At 25, Mr. Silverman was made head of daytime programming for CBS, and in 1970, in his early 30s, he landed the network’s top programming job, putting him in charge of the prime-time schedule.

CBS, known in the 1960s for relatively conventional comedies like “The Andy Griffith Show” and “The Beverly Hillbillies,” was looking to freshen its image, and Norman Lear and Bud Yorkin’s groundbreaking “All in the Family,” which tackled contemporary issues like bigotry with scalding humor, became a key component of that strategy.

The show was originally made for ABC, but when that network rejected it, Lear took it to CBS, where Mr.
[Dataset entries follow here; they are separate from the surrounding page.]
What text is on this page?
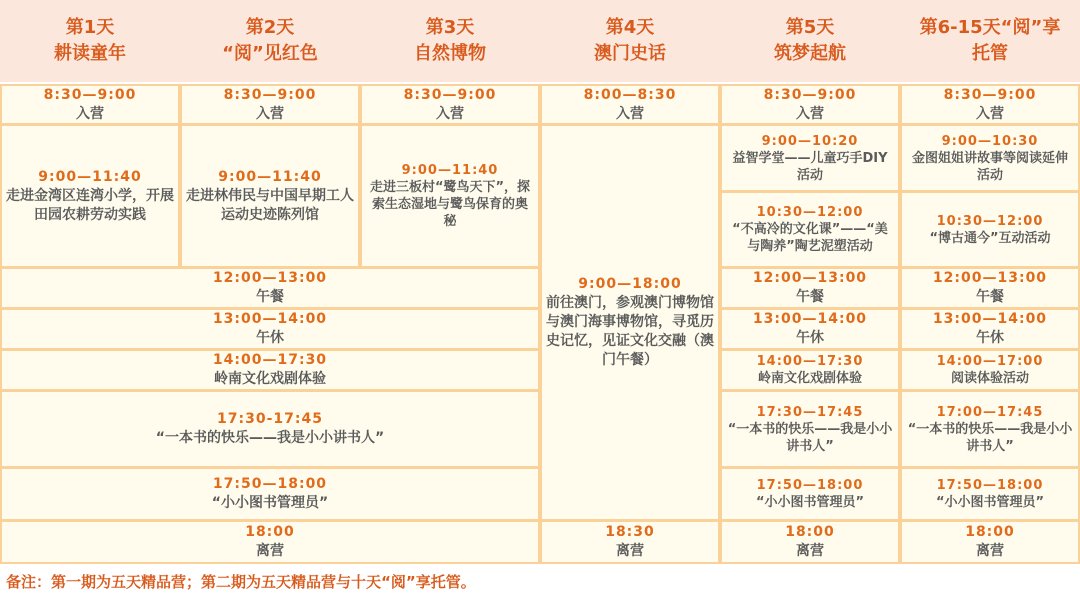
第1天
耕读童年
第2天
“阅”见红色
第3天
自然博物
第4天
澳门史话
第5天
筑梦起航
第6-15天“阅”享
托管
8:30—9:00
入营
8:30—9:00
入营
8:30—9:00
入营
8:00—8:30
入营
8:30—9:00
入营
8:30—9:00
入营
9:00—11:40
走进金湾区连湾小学，开展田园农耕劳动实践
9:00—11:40
走进林伟民与中国早期工人运动史迹陈列馆
9:00—11:40
走进三板村“鹭鸟天下”，探索生态湿地与鹭鸟保育的奥秘
9:00—18:00
前往澳门，参观澳门博物馆与澳门海事博物馆，寻觅历史记忆，见证文化交融（澳门午餐）
9:00—10:20
益智学堂——儿童巧手DIY活动
10:30—12:00
“不高冷的文化课”——“美与陶养”陶艺泥塑活动
9:00—10:30
金图姐姐讲故事等阅读延伸活动
10:30—12:00
“博古通今”互动活动
12:00—13:00
午餐
13:00—14:00
午休
14:00—17:30
岭南文化戏剧体验
17:30-17:45
“一本书的快乐——我是小小讲书人”
17:50—18:00
“小小图书管理员”
12:00—13:00
午餐
13:00—14:00
午休
14:00—17:30
岭南文化戏剧体验
17:30—17:45
“一本书的快乐——我是小小讲书人”
17:50—18:00
“小小图书管理员”
12:00—13:00
午餐
13:00—14:00
午休
14:00—17:00
阅读体验活动
17:00—17:45
“一本书的快乐——我是小小讲书人”
17:50—18:00
“小小图书管理员”
18:00
离营
18:30
离营
18:00
离营
18:00
离营
备注：第一期为五天精品营；第二期为五天精品营与十天“阅”享托管。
Silverman and other executives watched a pilot.


“I couldn’t believe I was seeing what I was seeing,” Silverman recalled in an oral history recorded in 2001 for the Television Academy Foundation. “Compared to the crap that we were canceling, this was really setting new boundaries.”

He credited Robert Wood, president of CBS at the time, with putting the show on the air in January 1971. But it was Mr. Silverman who rescued it from its original, deadly Tuesday night time slot, stacking it on Saturday nights with another savvy series, “The Mary Tyler Moore Show.”

“These were the first building blocks,” Mr. Silverman said, leading to other successes like the spinoffs “Maude,” from “All in the Family,” and “Rhoda,” from “Mary Tyler Moore.”